4. What are some immediate practical and political consequences of open source DNA? At the policy level, at the health care level, at the research level, at the economic/corporate level, and at the industry level? How can cultural and political-activist projects be effectively realized in these fields?
As a cultural theorist of science and technology, this intersection of computer science and molecular biology has many significant impacts outside of the sciences. For one, biotech fields like bioinformatics are practically demonstrating the ways in which boundary between the body and technology are being transformed, and, in some cases, effaced altogether. No longer is the body the privileged domain of "nature," just as our technologies are more than inert objects we simply control and use. It appears that biotech research is delving deeper into the carbon-silicon barrier, and finding not a barrier at all, but rather a permeable membrane that is constantly changing its shape.
This philosophical transformation has direct impacts in the political concerns over germline gene modification, DNA screening and privacy (bio-cryptography?), biopiracy and biocolonialism (population and ethic genomes), and pharmacogenomics (genetically-tailored drugs). Ethical concerns over "tampering with nature," biodiversity conservation, economies of biological materials, and other concerns all arise in part from the way in which the relationship between bodies and technologies is viewed.
Likewise, science fiction has, for a long time, imagined the extreme possibilities - both positive and negative - which biotech brings with it. Examples of such extreme biotech (BioX?) include: full-body regeneration (X-Men), replicant engineering (Blade Runner), next-gen horror movie efx ("bodies that splatter"), biotech telerobotics ("The Girl Who Was Plugged In"), biomolecular morphing (The Thing), bio-fashion (Schismatrix), and biomolecular consciousness (Blood Music).
However fanciful such visions may seem, they point to the need for alternative approaches for thinking about the biomolecular body. In actual science research, approaches such as systems biology, autopoiesis, self-organization, biopathways, epigenetics, and CAS (complex adaptive systems) are all pointing to different ways of thinking about biological life beyond the centrality of DNA or the genome.
Bioinformatics is the key to rethinking computer science & molecular biology across their traditional disciplinary divisions. While there are pragmatic examples of the ways in which computational approaches are advancing biotech research (such as the HGP), bioinformatics places flesh and data in such an intimate proximity that it challenges us to think of technology beyond the tool, just as it challenges us to think of biology as much more complex than a "master molecule" residing in nature.
Bear, Greg. Blood Music. New York: Ace, 1983.
Benton, D. "Bioinformatics: Principles and Potential of a New Multidisciplinary Tool." Trends In Biotechnology 14(8):261-72 (August 1996).
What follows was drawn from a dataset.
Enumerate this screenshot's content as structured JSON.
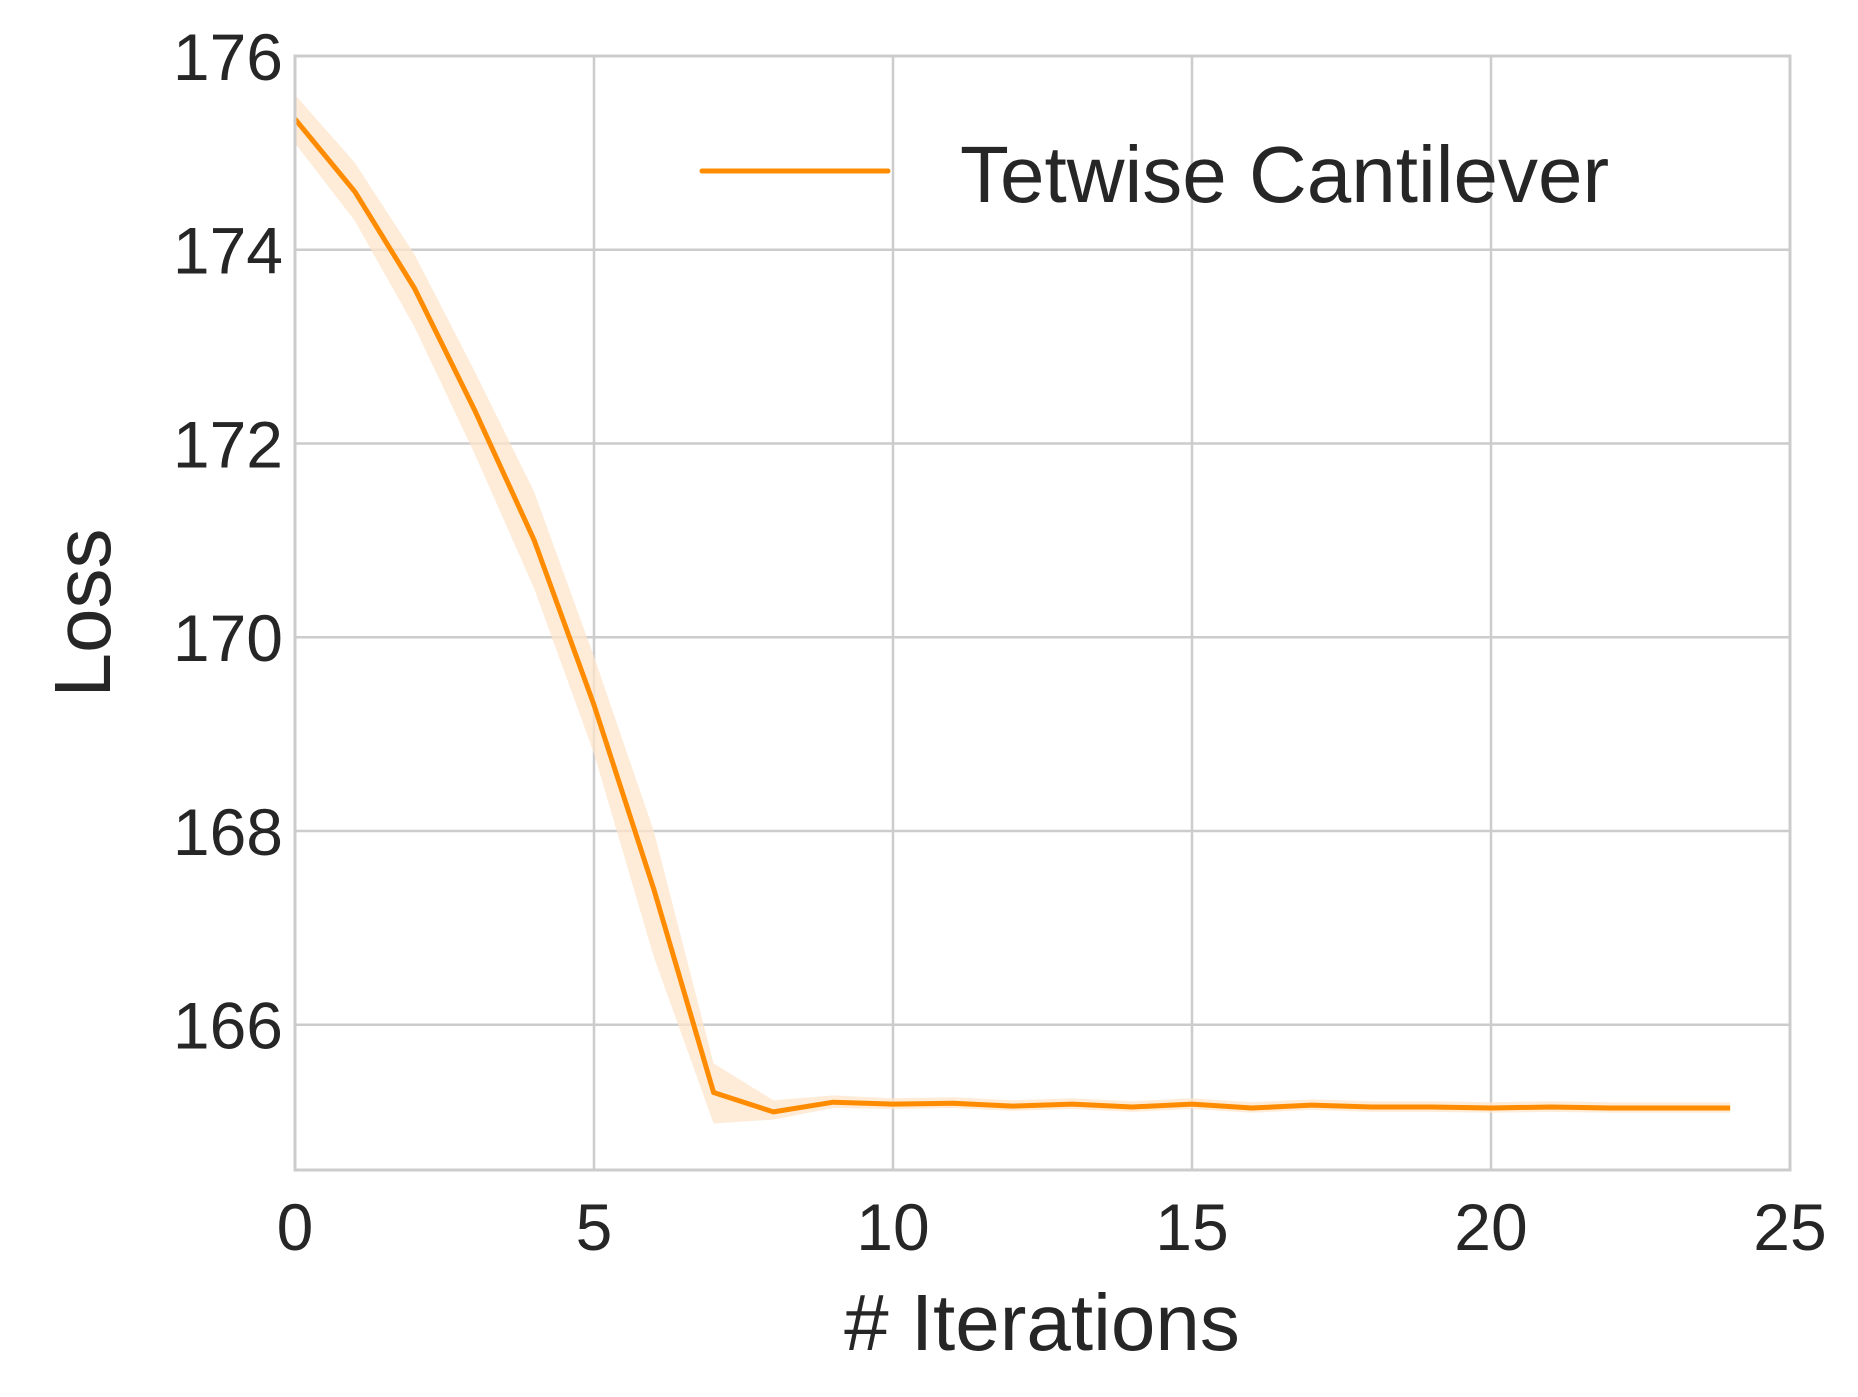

Critical Art Ensemble. Flesh Machine: Cyborgs, Designer Babies, and New Eugenic Consciousness. Brooklyn: Autonomedia, 1998.
Gershon, Diane. "Bioinformatics in a Post-Genomics Age." Nature 389 (27 September 1997): 417-18.
Haraway, Donna. Modest_Witness@Second_Millennium.FemaleMan©_Meets_OncoMouse: Feminism and Technoscience. New York: Routledge, 1997.
Hayles, N. Katherine. How We Became Posthuman: Virtual Bodies in Cybernetics, Literature, and Informatics. Chicago: U of Chicago P, 1999.
Howard, Ken. "The Bioinformatics Gold Rush." Scientific American (July 2000): 58-63.
Kay, Lily. Who Wrote the Book of Life? A History of the Genetic Code. Stanford: Stanford, 2000.
Palsson, Bernhard. "The challenges of in silico biology." Nature Biotechnology 18 (November 2000): 1147-50.
Persidis, Aris. "Bioinformatics." Nature Biotechnology 17 (August 1999): 828-830.
The Scientist. Special Issue: The State of Bioinformatics. The Scientist 14.3 (27 November 2000).